Gear-up landings in retractables are almost never life-threatening emergencies—unless the pilot decides to attempt extraordinary measures after the standard back-up procedures fail. Successful improvisation is rarer than low-altitude upsets or collisions with obstacles, but a few of those airmen do get lucky. A Texas pilot and his passenger walked away after he allowed his Cessna 210 to fly wings-level into the ground while trying to refill a low hydraulic reservoir with bottled water. With commendable honesty, he acknowledged that “the accident could have been prevented if he had remembered to keep flying the airplane.”
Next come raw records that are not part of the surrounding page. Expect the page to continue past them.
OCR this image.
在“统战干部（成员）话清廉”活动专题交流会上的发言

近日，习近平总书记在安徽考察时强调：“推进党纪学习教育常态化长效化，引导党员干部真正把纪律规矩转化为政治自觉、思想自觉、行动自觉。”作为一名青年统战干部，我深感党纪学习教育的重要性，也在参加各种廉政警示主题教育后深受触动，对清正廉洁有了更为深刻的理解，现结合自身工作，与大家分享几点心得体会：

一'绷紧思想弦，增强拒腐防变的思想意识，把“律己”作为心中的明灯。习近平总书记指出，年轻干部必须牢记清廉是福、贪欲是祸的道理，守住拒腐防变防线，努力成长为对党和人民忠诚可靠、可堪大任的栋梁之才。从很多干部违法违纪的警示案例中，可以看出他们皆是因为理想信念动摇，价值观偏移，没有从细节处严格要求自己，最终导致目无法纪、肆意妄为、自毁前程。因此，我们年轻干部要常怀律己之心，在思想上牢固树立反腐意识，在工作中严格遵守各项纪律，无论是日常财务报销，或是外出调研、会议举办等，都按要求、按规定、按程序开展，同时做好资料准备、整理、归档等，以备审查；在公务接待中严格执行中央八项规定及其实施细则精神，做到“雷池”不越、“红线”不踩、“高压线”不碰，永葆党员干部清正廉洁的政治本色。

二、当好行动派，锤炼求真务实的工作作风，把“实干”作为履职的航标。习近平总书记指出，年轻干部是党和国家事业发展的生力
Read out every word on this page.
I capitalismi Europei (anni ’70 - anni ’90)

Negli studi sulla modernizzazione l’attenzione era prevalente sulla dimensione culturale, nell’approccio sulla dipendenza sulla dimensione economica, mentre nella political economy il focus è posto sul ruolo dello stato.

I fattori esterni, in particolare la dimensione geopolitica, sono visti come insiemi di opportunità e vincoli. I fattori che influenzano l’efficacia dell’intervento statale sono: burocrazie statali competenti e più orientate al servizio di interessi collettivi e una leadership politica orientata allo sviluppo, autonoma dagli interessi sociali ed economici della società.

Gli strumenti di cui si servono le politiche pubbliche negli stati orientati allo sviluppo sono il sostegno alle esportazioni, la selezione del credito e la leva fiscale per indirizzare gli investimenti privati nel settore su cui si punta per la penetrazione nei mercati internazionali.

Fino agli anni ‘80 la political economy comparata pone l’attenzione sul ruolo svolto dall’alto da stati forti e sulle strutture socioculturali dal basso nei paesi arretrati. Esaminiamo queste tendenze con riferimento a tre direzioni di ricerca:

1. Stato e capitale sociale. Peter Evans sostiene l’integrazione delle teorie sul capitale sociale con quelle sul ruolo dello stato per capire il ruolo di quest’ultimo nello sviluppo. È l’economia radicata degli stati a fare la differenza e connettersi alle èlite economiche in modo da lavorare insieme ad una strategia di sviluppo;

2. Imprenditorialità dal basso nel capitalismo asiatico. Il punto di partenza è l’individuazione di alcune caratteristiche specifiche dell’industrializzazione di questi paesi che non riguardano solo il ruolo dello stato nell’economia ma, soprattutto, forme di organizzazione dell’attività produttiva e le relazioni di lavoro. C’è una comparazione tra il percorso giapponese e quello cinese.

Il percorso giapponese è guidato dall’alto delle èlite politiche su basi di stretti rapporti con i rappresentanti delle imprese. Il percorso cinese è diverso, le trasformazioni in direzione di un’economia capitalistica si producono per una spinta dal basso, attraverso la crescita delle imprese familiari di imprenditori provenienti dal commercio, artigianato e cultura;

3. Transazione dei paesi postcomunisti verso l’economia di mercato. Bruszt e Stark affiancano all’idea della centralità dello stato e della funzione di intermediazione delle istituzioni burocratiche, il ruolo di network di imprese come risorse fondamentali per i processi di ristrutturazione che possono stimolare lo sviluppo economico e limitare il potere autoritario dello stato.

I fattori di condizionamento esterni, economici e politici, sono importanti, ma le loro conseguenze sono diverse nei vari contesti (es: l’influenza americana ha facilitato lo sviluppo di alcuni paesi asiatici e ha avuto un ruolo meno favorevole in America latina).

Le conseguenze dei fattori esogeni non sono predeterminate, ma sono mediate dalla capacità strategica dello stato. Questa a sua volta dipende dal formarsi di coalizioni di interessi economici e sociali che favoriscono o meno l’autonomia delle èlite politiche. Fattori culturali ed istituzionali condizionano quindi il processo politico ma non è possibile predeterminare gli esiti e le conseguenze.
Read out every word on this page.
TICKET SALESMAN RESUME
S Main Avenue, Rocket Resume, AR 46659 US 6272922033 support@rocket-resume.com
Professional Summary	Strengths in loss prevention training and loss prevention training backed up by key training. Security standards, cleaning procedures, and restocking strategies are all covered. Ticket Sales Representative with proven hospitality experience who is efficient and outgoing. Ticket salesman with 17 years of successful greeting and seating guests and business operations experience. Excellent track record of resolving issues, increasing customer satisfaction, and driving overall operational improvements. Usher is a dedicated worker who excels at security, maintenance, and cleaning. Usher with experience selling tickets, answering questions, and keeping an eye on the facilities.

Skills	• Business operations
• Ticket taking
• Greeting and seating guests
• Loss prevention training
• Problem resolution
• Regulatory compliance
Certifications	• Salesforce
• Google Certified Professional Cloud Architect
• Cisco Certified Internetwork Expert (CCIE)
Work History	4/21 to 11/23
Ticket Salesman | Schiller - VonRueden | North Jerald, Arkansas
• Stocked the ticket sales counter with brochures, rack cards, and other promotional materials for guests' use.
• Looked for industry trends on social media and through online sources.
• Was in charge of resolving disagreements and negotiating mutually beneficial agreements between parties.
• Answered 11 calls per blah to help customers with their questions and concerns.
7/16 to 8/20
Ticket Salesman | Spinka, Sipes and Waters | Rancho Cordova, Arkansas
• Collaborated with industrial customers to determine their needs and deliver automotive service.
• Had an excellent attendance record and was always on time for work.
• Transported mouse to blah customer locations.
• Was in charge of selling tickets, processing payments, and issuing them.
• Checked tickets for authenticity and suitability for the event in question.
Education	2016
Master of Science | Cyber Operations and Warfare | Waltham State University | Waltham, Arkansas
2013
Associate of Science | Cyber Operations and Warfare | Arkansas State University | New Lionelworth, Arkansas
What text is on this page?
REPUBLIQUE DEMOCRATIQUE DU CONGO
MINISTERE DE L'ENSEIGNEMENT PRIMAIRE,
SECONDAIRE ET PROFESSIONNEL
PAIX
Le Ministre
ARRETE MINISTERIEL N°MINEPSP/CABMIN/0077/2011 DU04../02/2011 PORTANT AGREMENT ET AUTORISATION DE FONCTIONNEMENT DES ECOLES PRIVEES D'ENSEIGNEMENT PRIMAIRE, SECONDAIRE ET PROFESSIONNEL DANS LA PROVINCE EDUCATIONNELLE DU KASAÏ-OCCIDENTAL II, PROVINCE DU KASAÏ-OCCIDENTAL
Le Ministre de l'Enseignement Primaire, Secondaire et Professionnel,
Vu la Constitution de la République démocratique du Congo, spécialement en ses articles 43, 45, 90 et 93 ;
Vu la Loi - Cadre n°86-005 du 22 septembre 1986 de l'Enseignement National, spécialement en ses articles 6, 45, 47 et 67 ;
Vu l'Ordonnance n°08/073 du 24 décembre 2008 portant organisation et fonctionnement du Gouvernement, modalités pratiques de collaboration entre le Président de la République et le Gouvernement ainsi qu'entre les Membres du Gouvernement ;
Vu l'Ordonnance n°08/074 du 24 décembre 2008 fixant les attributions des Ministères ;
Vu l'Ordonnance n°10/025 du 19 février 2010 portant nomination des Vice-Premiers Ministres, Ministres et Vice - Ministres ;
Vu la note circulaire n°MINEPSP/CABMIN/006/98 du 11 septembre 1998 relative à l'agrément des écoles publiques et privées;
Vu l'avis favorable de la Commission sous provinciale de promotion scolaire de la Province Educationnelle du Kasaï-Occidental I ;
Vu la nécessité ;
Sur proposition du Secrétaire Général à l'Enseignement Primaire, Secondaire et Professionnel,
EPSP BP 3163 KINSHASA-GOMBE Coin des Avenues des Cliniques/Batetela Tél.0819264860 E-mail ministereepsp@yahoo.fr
Other noncritical problems that have led to losses of control include electrical failures in visual meteorological conditions, unexpected autopilot disconnects, and blocked pitot tubes. Perhaps the most common, however, isn’t a malfunction at all, merely a simple unlatched door. Given that just about every light aircraft will fly perfectly well with a door open (or even off), and this fact should be routinely demonstrated during check-out training, it’s hard to think of anything that’s less of an emergency. Yet year after year, airplanes crash because their pilots mistake an open door for an urgent reason to get back on the ground now rather than just coming around to make a normal landing.
On December 11, 2015, witnesses in Pennsylvania saw a Beech A36 Bonanza take off from the 4,000-foot runway of a private resort and raise its landing gear. The airplane then made “a sudden turn like it was trying to turn around” and extend the gear again. It was last seen on a low, tight base leg before disappearing behind a building and crashing into the trees. The 3,000-hour pilot and both passengers were killed. Initial examination of the wreckage suggested that the engine was producing normal power—but the upper latch of the front cabin door was not engaged.
Coping with distractions is a special emphasis area on every checkride, so it’s worth introducing it into the curriculum as soon as students begin to master the basics of aircraft control, and then testing it frequently. Besides opening doors, there are any number of things crafty flight instructors can do to reinforce the principle of “first things first.” Circuit breakers for everything from gear pumps to attitude indicators may be surreptitiously pulled, or the gear indicators dimmed to invisibility by turning on the panel lights. They can drop things and ask for help retrieving them, ask the student to look for unexpected things on the sectional, get obsessed with spotting traffic, or ask detailed questions about something on the ground. By the time a student reaches the checkride, only a flight that goes exactly as expected should come as a real surprise. And pilots taking flight reviews should be considered fair game for anything and everything—always bearing in mind the need to prevent simulations from becoming true emergencies.
Potential distractions are unavoidable, but actually being distracted by them is not. This is one of those areas in which many of us could be doing a better job.
David Jack Kenny is aviation safety manager for the AOPA Air Safety Institute.